When Cultural Norms Prove Financially Costly

By Dr. Irvin Pedro Cohen – I often say children represent the hope of what a community can become. But many of us know it takes a village to get there to ensure our children receive the best education possible, both in and outside the classroom.

In recent years, we have seen tremendous progress in student achievement. High school graduation rates are on the rise. In fact, over the last four years alone, the number of students who graduated in Duval County increased by 11 percentage points, according to the Florida Department of Education.

And while reading, math and science are all core areas of education that are critically important to our children’s futures, we must also make sure they receive the right financial education to reach their fullest potential.

We don’t have to look very far to see why this is so important.

In many Jacksonville neighborhoods, I see that poor financial habits have become ingrained as a cultural norm, particularly within low-income African-American households. For decades, our young people watched their parents, grandparents and other relatives rely on check cashers, money orders and other alternative financial services to access their money and to pay bills.

These unbanked or underbanked families often spend nearly 10 percent of their income annually on the fees associated with these alternative financial services. That’s the same percentage the average family spends on food every year. And yet, these facts do not account for the impact the abundance of alternative financial services providers has on neighborhoods in terms of being destinations where people want to live.

I realize we have to meet people where they are and for many years, these services seemed like the only option for a variety of reasons. In some cases, it was that traditional banks were absent from neighborhoods. In others, people didn’t trust them or had bad experiences in the past. Whatever the reason, we must help our children develop healthier financial habits so that we can break the cycle of poverty that perpetuates when check cashers and alternative financial services become the sole options for people.

And there are ways to do that. For example, while many families have little-to-no access to mainstream financial services, many do own smartphones. Combined with a good prepaid card, instead of using a check casher, they can have their paycheck deposited on the card. And instead of purchasing a money order, they can use that card and their smartphone to pay bills online or with an app.
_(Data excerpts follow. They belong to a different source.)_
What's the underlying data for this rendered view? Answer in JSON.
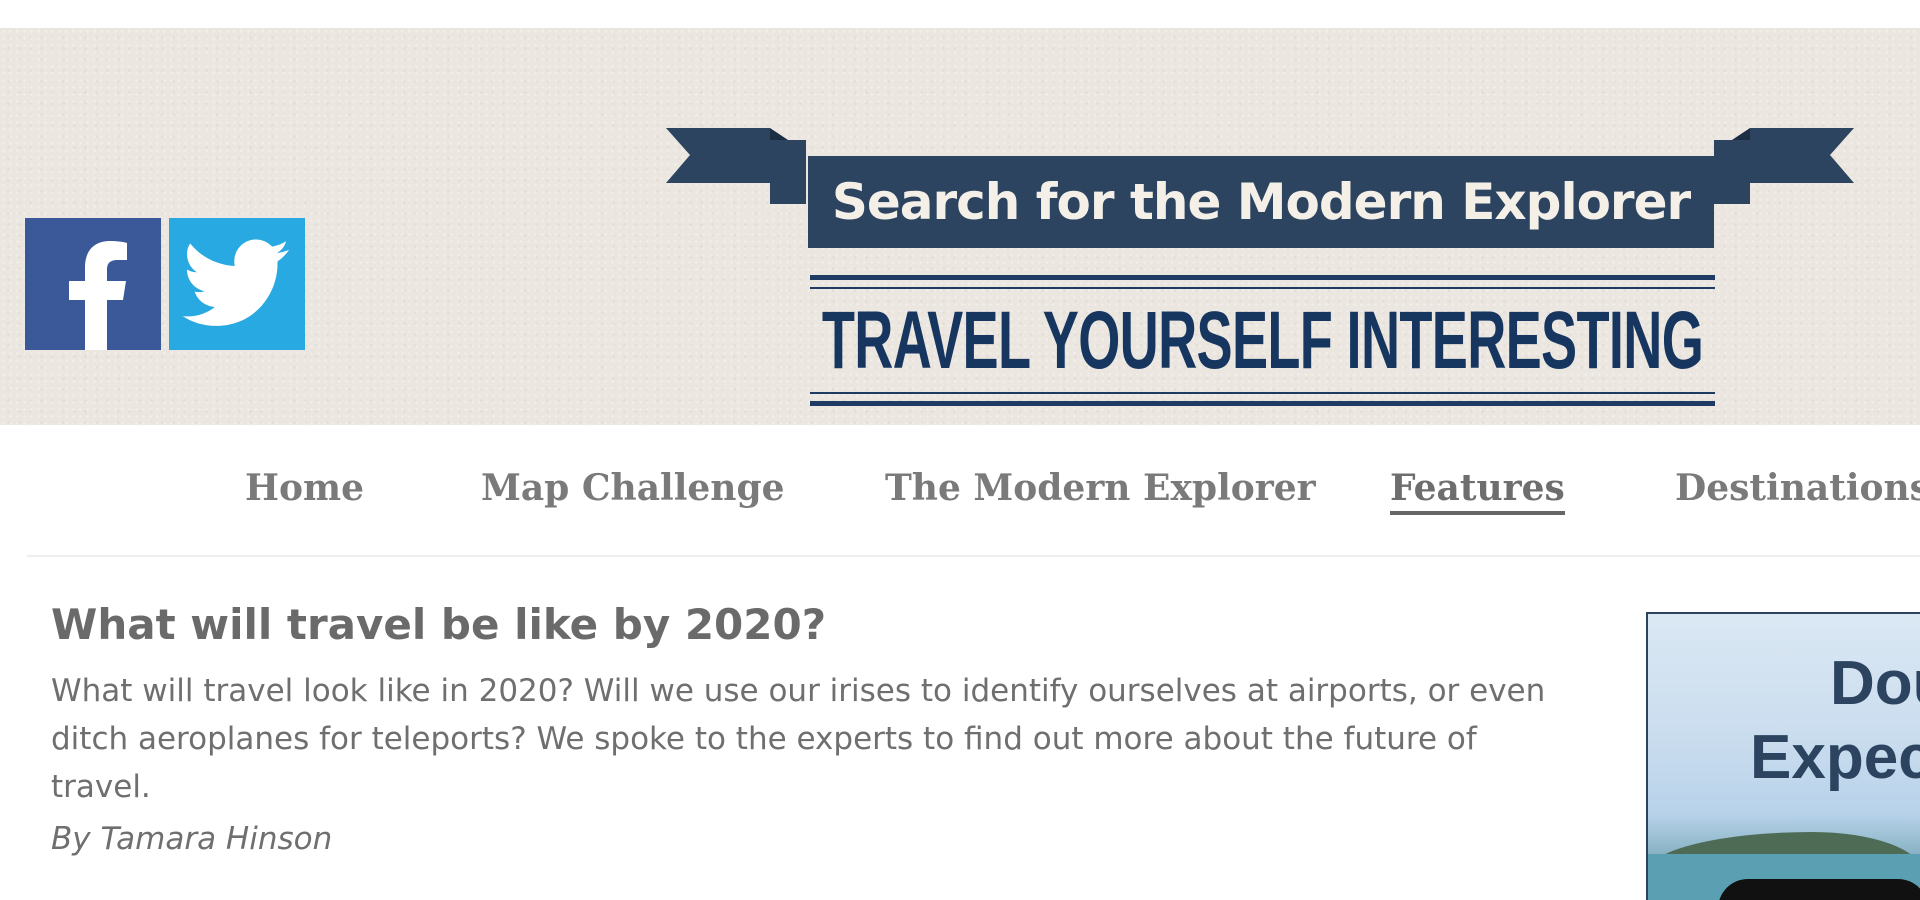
{
  "header": {
    "logo_title": "Search for the Modern Explorer",
    "tagline": "TRAVEL YOURSELF INTERESTING",
    "colors": {
      "banner": "#2d4460",
      "tagline": "#163660",
      "background": "#ebe6df"
    }
  },
  "social": {
    "facebook_icon": "facebook-icon",
    "twitter_icon": "twitter-icon"
  },
  "nav": {
    "items": [
      {
        "label": "Home"
      },
      {
        "label": "Map Challenge"
      },
      {
        "label": "The Modern Explorer"
      },
      {
        "label": "Features",
        "active": true
      },
      {
        "label": "Destinations"
      }
    ]
  },
  "article": {
    "title": "What will travel be like by 2020?",
    "summary": "What will travel look like in 2020? Will we use our irises to identify ourselves at airports, or even ditch aeroplanes for teleports? We spoke to the experts to find out more about the future of travel.",
    "author": "By Tamara Hinson"
  },
  "ad": {
    "line1": "Dou",
    "line2": "Expec"
  }
}
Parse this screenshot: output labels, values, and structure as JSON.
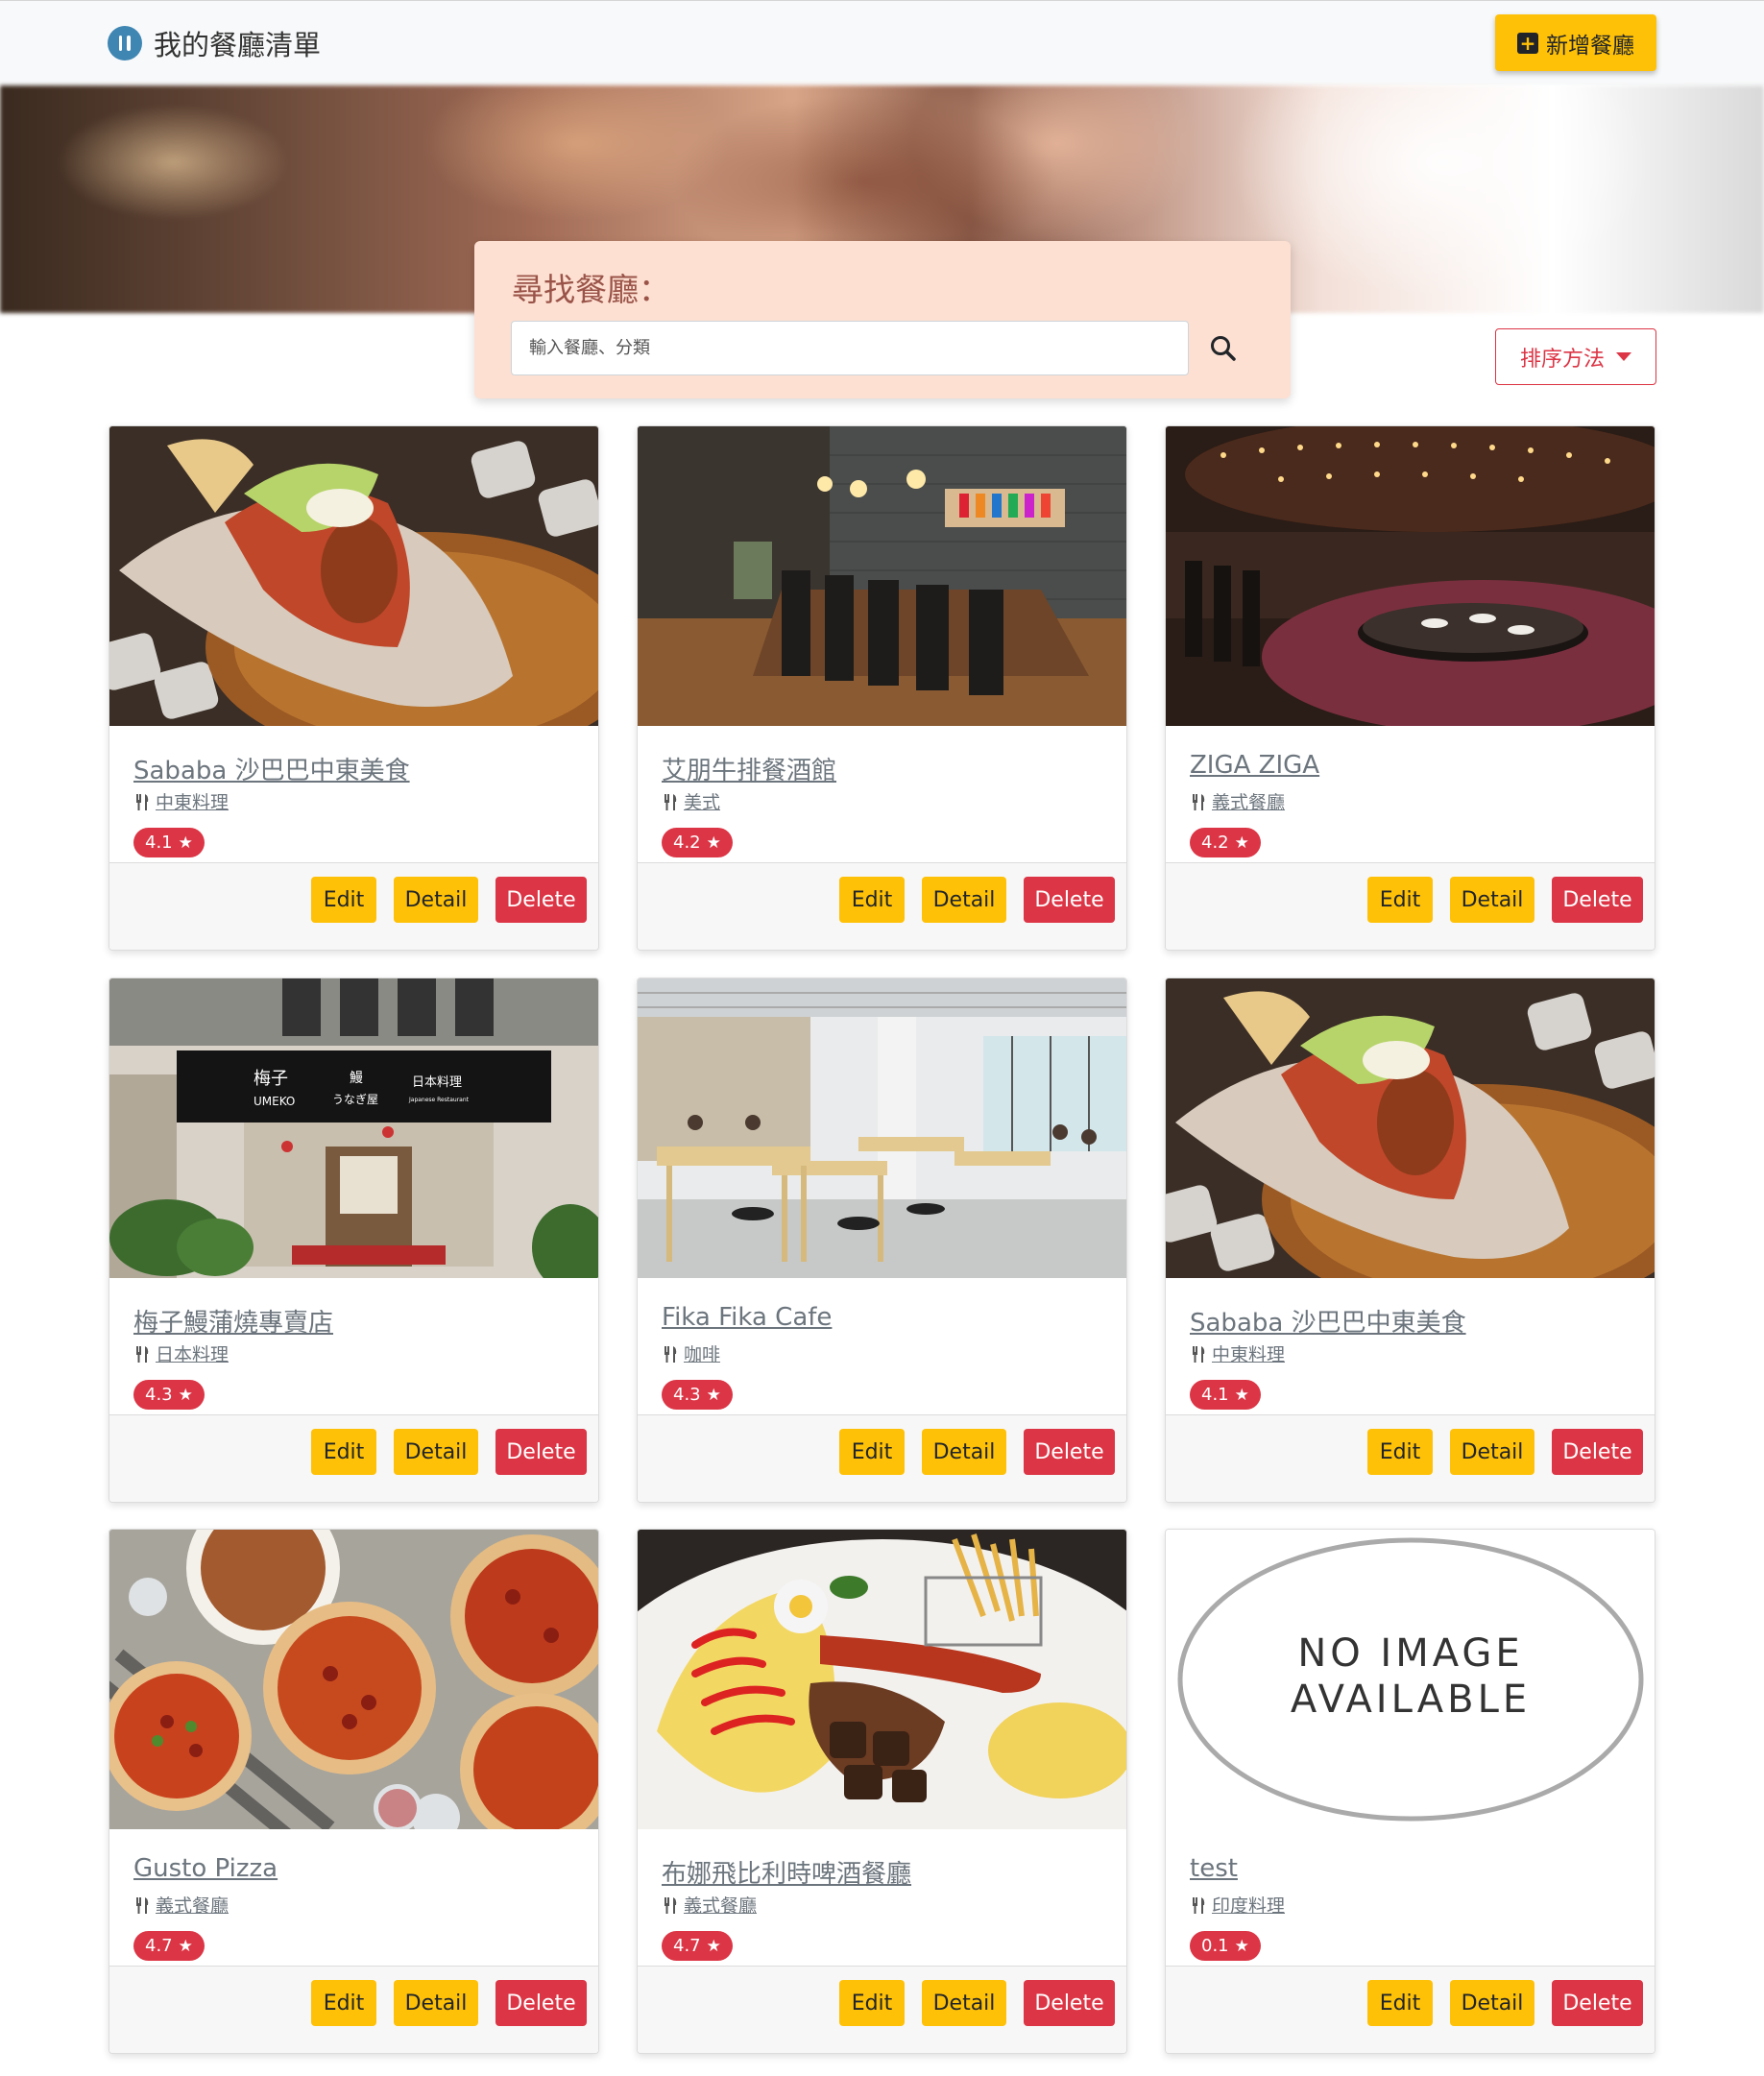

This does, however, require those same communities to have adequate access to technology platforms. But I’ll save that for another conversation. Bottom line, it’s not an either-or choice – the two go hand in hand.
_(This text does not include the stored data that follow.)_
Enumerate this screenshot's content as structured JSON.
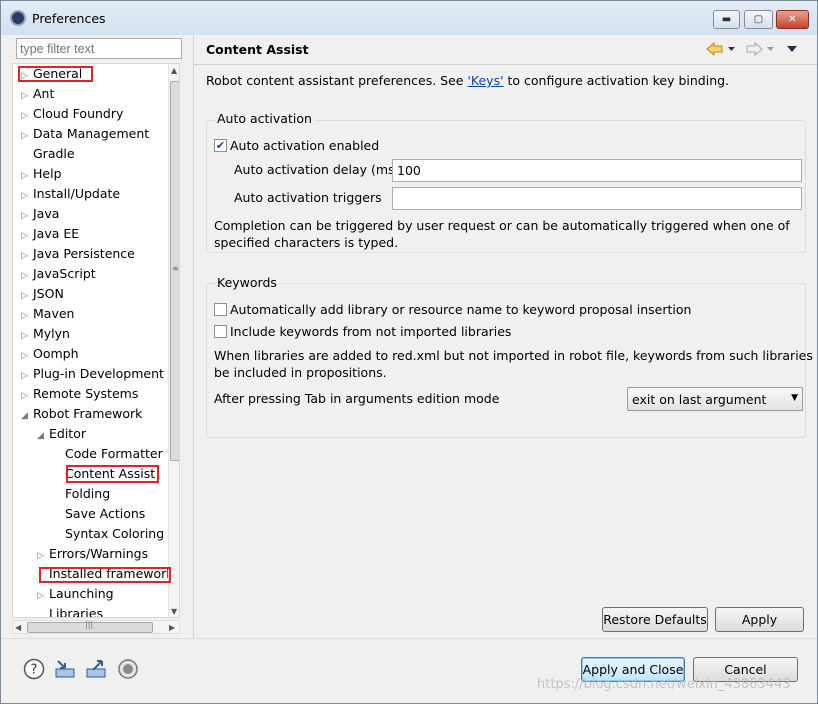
{
  "window": {
    "title": "Preferences"
  },
  "filter": {
    "placeholder": "type filter text"
  },
  "tree": {
    "items": [
      {
        "label": "General",
        "arrow": "▷"
      },
      {
        "label": "Ant",
        "arrow": "▷"
      },
      {
        "label": "Cloud Foundry",
        "arrow": "▷"
      },
      {
        "label": "Data Management",
        "arrow": "▷"
      },
      {
        "label": "Gradle",
        "arrow": ""
      },
      {
        "label": "Help",
        "arrow": "▷"
      },
      {
        "label": "Install/Update",
        "arrow": "▷"
      },
      {
        "label": "Java",
        "arrow": "▷"
      },
      {
        "label": "Java EE",
        "arrow": "▷"
      },
      {
        "label": "Java Persistence",
        "arrow": "▷"
      },
      {
        "label": "JavaScript",
        "arrow": "▷"
      },
      {
        "label": "JSON",
        "arrow": "▷"
      },
      {
        "label": "Maven",
        "arrow": "▷"
      },
      {
        "label": "Mylyn",
        "arrow": "▷"
      },
      {
        "label": "Oomph",
        "arrow": "▷"
      },
      {
        "label": "Plug-in Development",
        "arrow": "▷"
      },
      {
        "label": "Remote Systems",
        "arrow": "▷"
      },
      {
        "label": "Robot Framework",
        "arrow": "◢"
      },
      {
        "label": "Editor",
        "arrow": "◢"
      },
      {
        "label": "Code Formatter",
        "arrow": ""
      },
      {
        "label": "Content Assist",
        "arrow": ""
      },
      {
        "label": "Folding",
        "arrow": ""
      },
      {
        "label": "Save Actions",
        "arrow": ""
      },
      {
        "label": "Syntax Coloring",
        "arrow": ""
      },
      {
        "label": "Errors/Warnings",
        "arrow": "▷"
      },
      {
        "label": "Installed framework",
        "arrow": ""
      },
      {
        "label": "Launching",
        "arrow": "▷"
      },
      {
        "label": "Libraries",
        "arrow": ""
      }
    ]
  },
  "page": {
    "title": "Content Assist",
    "desc_before": "Robot content assistant preferences. See ",
    "desc_link": "'Keys'",
    "desc_after": " to configure activation key binding.",
    "auto": {
      "group_label": "Auto activation",
      "enabled_label": "Auto activation enabled",
      "enabled": true,
      "delay_label": "Auto activation delay (ms)",
      "delay_value": "100",
      "triggers_label": "Auto activation triggers",
      "triggers_value": "",
      "note_line1": "Completion can be triggered by user request or can be automatically triggered when one of",
      "note_line2": "specified characters is typed."
    },
    "keywords": {
      "group_label": "Keywords",
      "add_label": "Automatically add library or resource name to keyword proposal insertion",
      "add_checked": false,
      "include_label": "Include keywords from not imported libraries",
      "include_checked": false,
      "note_line1": "When libraries are added to red.xml but not imported in robot file, keywords from such libraries will",
      "note_line2": "be included in propositions.",
      "tab_label": "After pressing Tab in arguments edition mode",
      "tab_value": "exit on last argument"
    },
    "restore_label": "Restore Defaults",
    "apply_label": "Apply"
  },
  "footer": {
    "apply_close_label": "Apply and Close",
    "cancel_label": "Cancel"
  },
  "watermark": "https://blog.csdn.net/weixin_43863443"
}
Adult family members must set the example for how children can manage their money, save, budget and, ultimately, reinvest in their community.

The First Coast YMCA – particularly the James Weldon Johnson Branch and Tiger Academy, the YMCA’s charter school – has made financial navigation on the part of the families and students we serve a focal point of our work. Through collaborations with financial institutions like VyStar and Fifth Third Bank around financial literacy and simple saving tips that consider families’ fiscal capacity, we’ve made inroads. Although small, each step forward counts.

Sometimes, it’s easy to keep doing things the way they’ve always been done. But together as a village, we can help our children see a new way and pave the way for Jacksonville’s brightest tomorrow.

Dr. Irvin PeDro Cohen is the vice president of social responsibility at the First Coast YMCA.